Green or Peacock for Escobar?
My initial reaction to this was no way, but we all have a tendency to imagine our prospects blossoming into stars. From a pure baseball standpoint, Escobar, as awful a human being he has thus appeared to be, has appeared in at least 133 games each of the last five seasons. His low water mark for WAR is 1.8 which he achieved this year and he just celebrated his 30th birthday a month ago so we shouldn’t be concerned something else is going on like aging. He has been at his best (2009) a 4.4 WAR player. In 784 games he has been worth 18.7 WAR meaning should he play about 140 games he’d be worth 3.3 WAR. In today’s market that would cost you roughly $16.5M a season. Escobar is being paid $5M and has very reasonable $5M club options for 2014 and 2015. Translation, Escobar over three seasons would cost less than he is possibly worth for one. You have to look at that guy, and if Escobar wasn’t such an awful person as we’ve all been led to believe and as he has demonstrated at times quite publicly to everyone, who would not want that guy?
Peacock meanwhile seems like a good guy, I had the pleasure to meet him and felt that way in my brief interaction with him, and is a prospect with good upside. But, he was a guy who made his debut with Washington in 2011 and was expected to at least see some time in Oakland in 2012 but didn’t, why? Because he spent the season in Sacramento posting a 6.01 ERA (4.26 FIP, not that that is particularly impressive) with 9.3 K/9, 4.4 BB/9 and 1.1 HR/9 in his 134 2/3 innings of work. In six minor league seasons and 719 innings he has a 4.32 ERA, at Triple-A that number rises to 5.27. Does it seem likely that number increases at the MLB level? One would think no, but he was tagged with Baseball America’s 36th best prospect in all of baseball before last season so there is some talent evident to many there. But the thing is, he hasn’t shown it, he was bi-passed by countless pitchers who started the season off the 40-man roster like A.J. Griffin and Dan Straily. And meanwhile, here the A’s have an opportunity to get a guy in Escobar who has shown talent, and a lot of it, and is being underpaid to show it. Might not be the worst idea ever.
Green has the same “issue”. He has a greater draft pedigree than Peacock, being a first round pick to Peacock’s 41st and though he has fallen off the radar a bit he has ranked as high as Baseball America’s #52 prospect (2010). He has been solid, if not spectacular, and is coming off two straight seasons where he is slightly better than average (wRC+ in Midland in 2011 of 101, and in Sacramento last season of 102). He is versatile (or more likely, Oakland just can’t figure out where to put him), having seen time in left and center field along with second base, third base and shortstop in 2012 with the River Cats. That all said he has seen the most games (212) in his MiLB career at shortstop. To some degree then the question could very well be is Escobar better than Green? The honest answer is yes. Green is posting barely above average wRC+’s for Double-A and Triple-A while Escobar is 103 in his career at the MLB level. Furthermore there are questions about Green’s ability to handle shortstop on a regular basis that is in part why he moved around the diamond so much – he surely wasn’t being blocked by Cliff Pennington, who did everything to stop from being a block all by himself in 2012.

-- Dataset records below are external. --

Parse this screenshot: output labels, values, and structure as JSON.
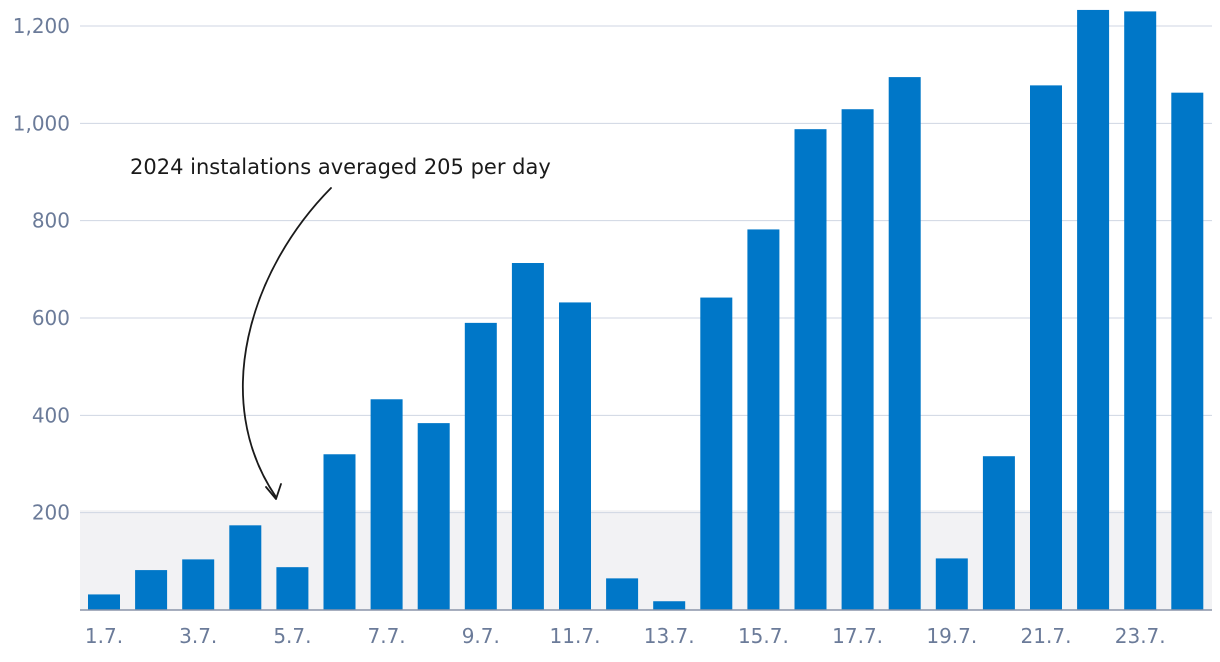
{
  "chart_data": {
    "type": "bar",
    "categories": [
      "1.7.",
      "2.7.",
      "3.7.",
      "4.7.",
      "5.7.",
      "6.7.",
      "7.7.",
      "8.7.",
      "9.7.",
      "10.7.",
      "11.7.",
      "12.7.",
      "13.7.",
      "14.7.",
      "15.7.",
      "16.7.",
      "17.7.",
      "18.7.",
      "19.7.",
      "20.7.",
      "21.7.",
      "22.7.",
      "23.7.",
      "24.7."
    ],
    "values": [
      32,
      82,
      104,
      174,
      88,
      320,
      433,
      384,
      590,
      713,
      632,
      65,
      18,
      642,
      782,
      988,
      1029,
      1095,
      106,
      316,
      1078,
      1233,
      1230,
      1063
    ],
    "x_tick_labels": [
      "1.7.",
      "3.7.",
      "5.7.",
      "7.7.",
      "9.7.",
      "11.7.",
      "13.7.",
      "15.7.",
      "17.7.",
      "19.7.",
      "21.7.",
      "23.7."
    ],
    "y_tick_labels": [
      "200",
      "400",
      "600",
      "800",
      "1,000",
      "1,200"
    ],
    "y_ticks": [
      200,
      400,
      600,
      800,
      1000,
      1200
    ],
    "ylim": [
      0,
      1240
    ],
    "average_band": 205,
    "annotation": "2024 instalations averaged 205 per day",
    "grid": true,
    "colors": {
      "bar": "#0077c8",
      "grid": "#cfd6e3",
      "band": "#f2f2f4",
      "axis": "#8a94a8",
      "tick_text": "#6b7b99"
    }
  }
}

The point is, when you break it down and think about it, either of these trades make sense for Oakland as a one-for-one. I have a tougher time justifying this if I am a Marlins fan because the salary dump doesn’t seem worth it as Escobar is so reasonably priced, and neither Green nor Peacock amaze me as much as they do in my dreams of them figuring it all out. The only doubt I have is how much of a clubhouse cancer is Escobar. Clearly that is affecting his value on the marketplace, and what impact does that have on other guys on the team, especially given he is older than many. If Billy Beane can have any concerns there alleviated, on the diamond this deal is a undoubtedly a good one. I have to say after thinking about this for a few hours, I am all in. Let’s do this.